German coal miners lights go out as last pit shuts - Report
Financial Times reported that the door slams shut and the pit cage begins its rapid descent, building speed until it hurtles down the mine shaft at a rate of 12 metres every second. Almost a kilometre below ground it shudders to a halt, and Dirk Tomke steps out into the familiar underworld of Prosper Haniel, Germany’s last coal mine. Mr Tomke, a loquacious 47-year-old, has made the journey below ground thousands of times, just like his father, grandfather and great-grandfather before him.
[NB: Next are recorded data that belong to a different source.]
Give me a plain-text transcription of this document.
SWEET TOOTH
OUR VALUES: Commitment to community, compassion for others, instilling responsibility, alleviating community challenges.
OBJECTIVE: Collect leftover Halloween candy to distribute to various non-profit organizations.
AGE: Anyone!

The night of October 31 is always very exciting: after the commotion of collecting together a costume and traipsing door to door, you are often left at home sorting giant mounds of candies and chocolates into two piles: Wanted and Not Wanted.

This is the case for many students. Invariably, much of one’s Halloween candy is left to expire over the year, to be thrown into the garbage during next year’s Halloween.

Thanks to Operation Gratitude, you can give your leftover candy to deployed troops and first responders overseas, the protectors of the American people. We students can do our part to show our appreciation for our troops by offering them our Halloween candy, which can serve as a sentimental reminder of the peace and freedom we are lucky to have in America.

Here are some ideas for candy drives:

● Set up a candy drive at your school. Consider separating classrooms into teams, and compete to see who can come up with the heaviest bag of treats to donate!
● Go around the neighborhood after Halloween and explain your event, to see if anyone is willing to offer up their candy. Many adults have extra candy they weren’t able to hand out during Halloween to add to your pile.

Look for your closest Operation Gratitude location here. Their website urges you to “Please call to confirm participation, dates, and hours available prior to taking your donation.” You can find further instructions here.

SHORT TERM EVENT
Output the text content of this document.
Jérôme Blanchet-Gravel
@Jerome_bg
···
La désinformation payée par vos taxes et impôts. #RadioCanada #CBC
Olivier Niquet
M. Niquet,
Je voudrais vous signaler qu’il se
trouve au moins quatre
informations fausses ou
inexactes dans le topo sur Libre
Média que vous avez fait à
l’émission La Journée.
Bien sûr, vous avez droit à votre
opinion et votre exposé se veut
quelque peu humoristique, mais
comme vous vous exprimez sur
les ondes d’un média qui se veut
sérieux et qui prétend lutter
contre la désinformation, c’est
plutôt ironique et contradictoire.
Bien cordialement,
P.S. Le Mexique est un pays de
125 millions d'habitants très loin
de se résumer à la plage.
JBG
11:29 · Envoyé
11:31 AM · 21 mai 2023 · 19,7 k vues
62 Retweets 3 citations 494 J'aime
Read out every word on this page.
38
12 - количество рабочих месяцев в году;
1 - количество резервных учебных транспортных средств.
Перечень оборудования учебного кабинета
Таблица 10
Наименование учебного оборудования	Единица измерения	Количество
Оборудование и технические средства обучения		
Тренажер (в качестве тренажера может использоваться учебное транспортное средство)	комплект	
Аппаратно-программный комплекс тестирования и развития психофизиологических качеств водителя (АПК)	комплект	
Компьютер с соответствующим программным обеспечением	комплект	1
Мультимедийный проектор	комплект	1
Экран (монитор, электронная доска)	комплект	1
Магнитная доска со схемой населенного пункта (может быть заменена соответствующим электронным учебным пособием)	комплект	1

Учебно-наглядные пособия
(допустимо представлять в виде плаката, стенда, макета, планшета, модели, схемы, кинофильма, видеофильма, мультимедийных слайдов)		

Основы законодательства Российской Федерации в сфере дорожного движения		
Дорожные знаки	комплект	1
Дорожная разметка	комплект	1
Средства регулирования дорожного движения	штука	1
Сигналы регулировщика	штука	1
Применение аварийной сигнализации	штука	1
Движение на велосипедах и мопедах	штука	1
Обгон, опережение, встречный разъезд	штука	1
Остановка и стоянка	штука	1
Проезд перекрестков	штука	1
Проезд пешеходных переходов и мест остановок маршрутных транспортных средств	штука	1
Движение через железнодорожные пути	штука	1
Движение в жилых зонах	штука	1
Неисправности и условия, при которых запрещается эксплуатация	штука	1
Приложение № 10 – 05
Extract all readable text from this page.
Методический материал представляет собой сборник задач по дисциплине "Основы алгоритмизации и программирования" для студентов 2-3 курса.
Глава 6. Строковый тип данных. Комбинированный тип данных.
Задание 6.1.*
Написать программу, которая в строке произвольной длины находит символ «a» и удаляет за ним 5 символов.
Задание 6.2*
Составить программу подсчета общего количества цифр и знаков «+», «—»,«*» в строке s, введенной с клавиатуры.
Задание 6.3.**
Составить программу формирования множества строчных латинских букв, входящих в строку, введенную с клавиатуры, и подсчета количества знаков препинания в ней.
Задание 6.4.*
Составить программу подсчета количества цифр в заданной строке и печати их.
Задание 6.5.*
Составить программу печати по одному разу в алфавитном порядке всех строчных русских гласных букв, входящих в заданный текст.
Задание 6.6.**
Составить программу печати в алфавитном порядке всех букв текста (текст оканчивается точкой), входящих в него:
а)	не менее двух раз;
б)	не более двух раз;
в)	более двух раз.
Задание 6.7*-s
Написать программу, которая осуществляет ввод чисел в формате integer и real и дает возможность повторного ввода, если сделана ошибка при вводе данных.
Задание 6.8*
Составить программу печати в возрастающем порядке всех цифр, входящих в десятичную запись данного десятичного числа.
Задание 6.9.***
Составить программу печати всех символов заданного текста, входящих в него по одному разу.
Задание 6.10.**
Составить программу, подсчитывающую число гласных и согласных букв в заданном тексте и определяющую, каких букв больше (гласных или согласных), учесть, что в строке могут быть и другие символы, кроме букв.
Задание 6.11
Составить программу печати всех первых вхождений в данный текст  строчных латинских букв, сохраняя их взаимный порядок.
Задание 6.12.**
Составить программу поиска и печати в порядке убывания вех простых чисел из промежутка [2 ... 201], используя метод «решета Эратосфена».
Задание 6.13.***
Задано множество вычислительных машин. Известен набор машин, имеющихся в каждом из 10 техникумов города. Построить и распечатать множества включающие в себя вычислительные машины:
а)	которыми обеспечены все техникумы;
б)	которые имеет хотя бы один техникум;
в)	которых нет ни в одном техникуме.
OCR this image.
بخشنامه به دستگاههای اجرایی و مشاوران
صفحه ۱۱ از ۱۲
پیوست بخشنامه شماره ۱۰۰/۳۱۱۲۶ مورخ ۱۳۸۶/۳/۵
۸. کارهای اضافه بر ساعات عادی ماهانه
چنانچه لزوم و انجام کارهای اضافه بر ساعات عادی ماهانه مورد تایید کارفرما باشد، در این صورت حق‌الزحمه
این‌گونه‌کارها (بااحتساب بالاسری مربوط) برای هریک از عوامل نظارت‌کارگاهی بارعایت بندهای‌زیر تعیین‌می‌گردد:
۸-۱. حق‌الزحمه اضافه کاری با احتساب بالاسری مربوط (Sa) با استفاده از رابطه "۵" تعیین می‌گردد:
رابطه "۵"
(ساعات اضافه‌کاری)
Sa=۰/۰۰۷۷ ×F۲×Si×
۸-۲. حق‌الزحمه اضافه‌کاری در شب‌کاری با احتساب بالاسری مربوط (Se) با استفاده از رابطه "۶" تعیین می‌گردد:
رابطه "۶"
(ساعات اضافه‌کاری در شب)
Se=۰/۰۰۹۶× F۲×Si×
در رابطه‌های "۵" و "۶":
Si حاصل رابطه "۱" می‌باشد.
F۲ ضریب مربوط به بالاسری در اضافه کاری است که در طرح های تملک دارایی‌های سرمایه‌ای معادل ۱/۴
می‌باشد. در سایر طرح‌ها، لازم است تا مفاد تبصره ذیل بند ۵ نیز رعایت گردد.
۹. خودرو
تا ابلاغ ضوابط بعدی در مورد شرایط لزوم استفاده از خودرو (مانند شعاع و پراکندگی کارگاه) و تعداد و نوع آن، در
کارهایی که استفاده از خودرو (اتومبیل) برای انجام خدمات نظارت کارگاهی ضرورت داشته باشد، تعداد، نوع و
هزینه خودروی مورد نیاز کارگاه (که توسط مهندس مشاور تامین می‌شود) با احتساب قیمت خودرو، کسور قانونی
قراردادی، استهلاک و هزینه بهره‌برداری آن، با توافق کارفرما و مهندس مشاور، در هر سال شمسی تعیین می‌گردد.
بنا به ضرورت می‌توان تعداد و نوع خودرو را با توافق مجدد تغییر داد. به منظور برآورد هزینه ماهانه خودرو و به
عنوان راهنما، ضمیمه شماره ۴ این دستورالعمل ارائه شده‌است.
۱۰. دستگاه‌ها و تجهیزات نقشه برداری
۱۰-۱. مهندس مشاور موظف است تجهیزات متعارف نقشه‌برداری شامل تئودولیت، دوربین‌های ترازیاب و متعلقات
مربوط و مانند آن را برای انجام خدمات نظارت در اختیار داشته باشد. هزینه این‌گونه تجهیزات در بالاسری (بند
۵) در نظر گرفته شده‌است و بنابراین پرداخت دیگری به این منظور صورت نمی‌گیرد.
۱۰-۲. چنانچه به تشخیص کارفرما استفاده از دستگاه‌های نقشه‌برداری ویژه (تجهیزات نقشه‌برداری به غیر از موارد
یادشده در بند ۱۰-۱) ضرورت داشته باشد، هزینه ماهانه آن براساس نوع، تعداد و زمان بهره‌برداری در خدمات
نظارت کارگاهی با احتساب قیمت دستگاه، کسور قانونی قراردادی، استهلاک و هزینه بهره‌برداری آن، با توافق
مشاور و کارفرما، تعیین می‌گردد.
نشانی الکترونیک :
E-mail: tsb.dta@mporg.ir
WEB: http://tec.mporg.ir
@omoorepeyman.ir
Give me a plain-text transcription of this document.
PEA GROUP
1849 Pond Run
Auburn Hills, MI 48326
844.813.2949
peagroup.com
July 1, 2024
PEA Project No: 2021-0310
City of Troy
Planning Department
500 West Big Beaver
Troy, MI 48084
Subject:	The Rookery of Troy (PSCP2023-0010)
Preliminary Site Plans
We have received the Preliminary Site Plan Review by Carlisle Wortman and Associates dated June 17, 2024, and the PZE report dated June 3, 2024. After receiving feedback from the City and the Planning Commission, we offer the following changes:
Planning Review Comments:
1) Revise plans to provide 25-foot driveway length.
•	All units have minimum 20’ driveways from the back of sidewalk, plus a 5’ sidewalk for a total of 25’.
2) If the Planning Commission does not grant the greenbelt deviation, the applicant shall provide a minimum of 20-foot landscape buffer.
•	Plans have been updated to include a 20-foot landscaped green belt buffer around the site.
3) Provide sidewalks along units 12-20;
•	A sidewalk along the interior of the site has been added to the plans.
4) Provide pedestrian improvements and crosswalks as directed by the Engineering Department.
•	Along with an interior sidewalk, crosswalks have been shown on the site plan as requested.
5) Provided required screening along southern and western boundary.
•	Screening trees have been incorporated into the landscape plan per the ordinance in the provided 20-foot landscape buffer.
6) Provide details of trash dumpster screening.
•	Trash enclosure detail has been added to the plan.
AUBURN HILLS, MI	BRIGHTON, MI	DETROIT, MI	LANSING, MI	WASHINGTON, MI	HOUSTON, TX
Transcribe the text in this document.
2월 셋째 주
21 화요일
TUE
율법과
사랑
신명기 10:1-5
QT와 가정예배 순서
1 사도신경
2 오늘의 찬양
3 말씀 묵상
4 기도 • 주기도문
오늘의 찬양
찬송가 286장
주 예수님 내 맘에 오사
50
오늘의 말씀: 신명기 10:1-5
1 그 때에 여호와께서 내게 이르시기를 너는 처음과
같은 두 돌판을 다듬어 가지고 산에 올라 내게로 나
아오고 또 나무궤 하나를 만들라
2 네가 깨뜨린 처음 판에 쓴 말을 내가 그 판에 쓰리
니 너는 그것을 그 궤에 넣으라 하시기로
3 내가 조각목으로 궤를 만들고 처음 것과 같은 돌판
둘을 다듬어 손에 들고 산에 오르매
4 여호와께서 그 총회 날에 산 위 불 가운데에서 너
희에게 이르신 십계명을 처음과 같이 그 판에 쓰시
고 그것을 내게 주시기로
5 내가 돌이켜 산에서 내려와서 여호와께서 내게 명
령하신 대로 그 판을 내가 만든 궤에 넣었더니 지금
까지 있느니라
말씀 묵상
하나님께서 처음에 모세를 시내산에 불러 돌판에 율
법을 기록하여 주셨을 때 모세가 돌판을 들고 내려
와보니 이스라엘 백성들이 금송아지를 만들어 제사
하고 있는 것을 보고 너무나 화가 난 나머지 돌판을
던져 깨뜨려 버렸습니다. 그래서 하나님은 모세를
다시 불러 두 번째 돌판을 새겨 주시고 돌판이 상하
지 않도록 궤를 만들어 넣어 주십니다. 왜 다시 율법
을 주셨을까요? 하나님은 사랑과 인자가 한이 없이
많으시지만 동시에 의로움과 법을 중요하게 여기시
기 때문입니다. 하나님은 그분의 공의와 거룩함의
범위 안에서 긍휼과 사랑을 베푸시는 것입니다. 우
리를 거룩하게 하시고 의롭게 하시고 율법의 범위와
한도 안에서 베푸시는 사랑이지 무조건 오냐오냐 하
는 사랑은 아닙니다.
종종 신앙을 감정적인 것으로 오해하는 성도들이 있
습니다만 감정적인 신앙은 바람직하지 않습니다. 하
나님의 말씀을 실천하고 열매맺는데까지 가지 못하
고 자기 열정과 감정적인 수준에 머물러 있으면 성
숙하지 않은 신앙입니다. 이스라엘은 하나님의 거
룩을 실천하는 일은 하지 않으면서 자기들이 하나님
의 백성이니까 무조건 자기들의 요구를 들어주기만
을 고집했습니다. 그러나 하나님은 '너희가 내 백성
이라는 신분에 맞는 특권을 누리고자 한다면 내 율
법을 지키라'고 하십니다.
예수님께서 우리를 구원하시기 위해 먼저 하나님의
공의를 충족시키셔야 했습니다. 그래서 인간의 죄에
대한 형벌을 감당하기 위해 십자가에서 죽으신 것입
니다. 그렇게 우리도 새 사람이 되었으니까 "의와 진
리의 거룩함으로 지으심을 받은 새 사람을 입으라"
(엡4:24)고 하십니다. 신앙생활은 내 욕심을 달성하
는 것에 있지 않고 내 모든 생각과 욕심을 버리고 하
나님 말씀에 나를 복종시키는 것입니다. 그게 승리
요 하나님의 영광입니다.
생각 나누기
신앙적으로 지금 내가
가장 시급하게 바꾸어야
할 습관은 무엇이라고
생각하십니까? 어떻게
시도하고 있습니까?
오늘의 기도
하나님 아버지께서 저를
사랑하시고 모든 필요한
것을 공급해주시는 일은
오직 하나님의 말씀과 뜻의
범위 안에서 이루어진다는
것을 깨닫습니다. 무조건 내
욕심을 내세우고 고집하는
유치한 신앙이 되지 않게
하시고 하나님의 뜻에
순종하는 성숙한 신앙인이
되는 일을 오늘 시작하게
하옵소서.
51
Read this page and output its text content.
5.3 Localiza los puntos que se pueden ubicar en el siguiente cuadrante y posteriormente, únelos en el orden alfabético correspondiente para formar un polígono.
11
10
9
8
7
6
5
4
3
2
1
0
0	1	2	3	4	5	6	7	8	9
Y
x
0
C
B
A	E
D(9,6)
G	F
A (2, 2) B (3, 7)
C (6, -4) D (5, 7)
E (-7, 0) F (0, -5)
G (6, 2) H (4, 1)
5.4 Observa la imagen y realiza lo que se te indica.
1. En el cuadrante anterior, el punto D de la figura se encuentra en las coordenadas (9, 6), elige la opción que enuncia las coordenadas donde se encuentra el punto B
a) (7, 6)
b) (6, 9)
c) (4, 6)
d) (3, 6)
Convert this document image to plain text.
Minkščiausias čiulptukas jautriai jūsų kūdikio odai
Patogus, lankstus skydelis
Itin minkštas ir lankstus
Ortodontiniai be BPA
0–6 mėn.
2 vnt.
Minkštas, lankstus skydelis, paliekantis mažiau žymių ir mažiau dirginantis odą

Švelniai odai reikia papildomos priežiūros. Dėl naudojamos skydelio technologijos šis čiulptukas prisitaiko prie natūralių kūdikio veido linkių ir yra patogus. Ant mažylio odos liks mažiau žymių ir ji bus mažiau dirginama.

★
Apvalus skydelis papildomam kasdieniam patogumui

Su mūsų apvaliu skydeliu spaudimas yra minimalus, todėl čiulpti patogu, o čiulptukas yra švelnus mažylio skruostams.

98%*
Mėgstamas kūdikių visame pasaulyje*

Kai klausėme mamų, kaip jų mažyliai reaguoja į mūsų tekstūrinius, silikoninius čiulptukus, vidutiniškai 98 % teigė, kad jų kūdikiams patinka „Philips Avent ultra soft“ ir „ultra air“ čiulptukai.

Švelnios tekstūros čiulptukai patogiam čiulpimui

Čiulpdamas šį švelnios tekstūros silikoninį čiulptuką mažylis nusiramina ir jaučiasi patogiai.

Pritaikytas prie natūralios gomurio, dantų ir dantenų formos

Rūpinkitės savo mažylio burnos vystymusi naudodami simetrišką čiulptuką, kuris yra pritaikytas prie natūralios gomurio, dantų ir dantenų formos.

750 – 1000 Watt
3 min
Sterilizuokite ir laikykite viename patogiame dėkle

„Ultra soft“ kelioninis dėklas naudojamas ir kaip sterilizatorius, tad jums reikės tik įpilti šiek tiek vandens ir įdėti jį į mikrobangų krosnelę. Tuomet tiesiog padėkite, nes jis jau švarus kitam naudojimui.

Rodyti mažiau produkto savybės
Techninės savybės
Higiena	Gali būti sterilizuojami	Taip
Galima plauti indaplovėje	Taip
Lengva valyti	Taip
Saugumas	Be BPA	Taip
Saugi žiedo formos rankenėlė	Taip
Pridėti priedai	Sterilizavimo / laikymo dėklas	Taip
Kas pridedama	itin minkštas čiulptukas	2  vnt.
All of them earned their pay as coal miners in the Ruhr area, the black-stained industrial heartland of Europe’s largest economy.
However, that journey will soon be over - for Mr Tomke, and for German coal mining in general. Prosper Haniel stopped production in September. On Friday, the mine in Bottrop will be formally closed in the presence of dignitaries from across the country. Germany’s president will receive the last piece of local coal, the fuel that propelled the nation’s economic and political expansion - for good and bad - over two centuries.
For Mr Tomke and his fellow miners, and for the Ruhr as a whole, it will be a sad occasion. “I always loved being a miner,” he said as he rested on a bench in one of the mine’s countless tunnels. “It was tough. It was exhausting. But it was also special. I never wanted to do anything else.”
Mr Tomke started working as a miner in 1988, eventually specialising in the delicate work of expanding the tunnel system with explosives. “Boys and explosives,” he recalled wistfully. “It’s just a natural fit.”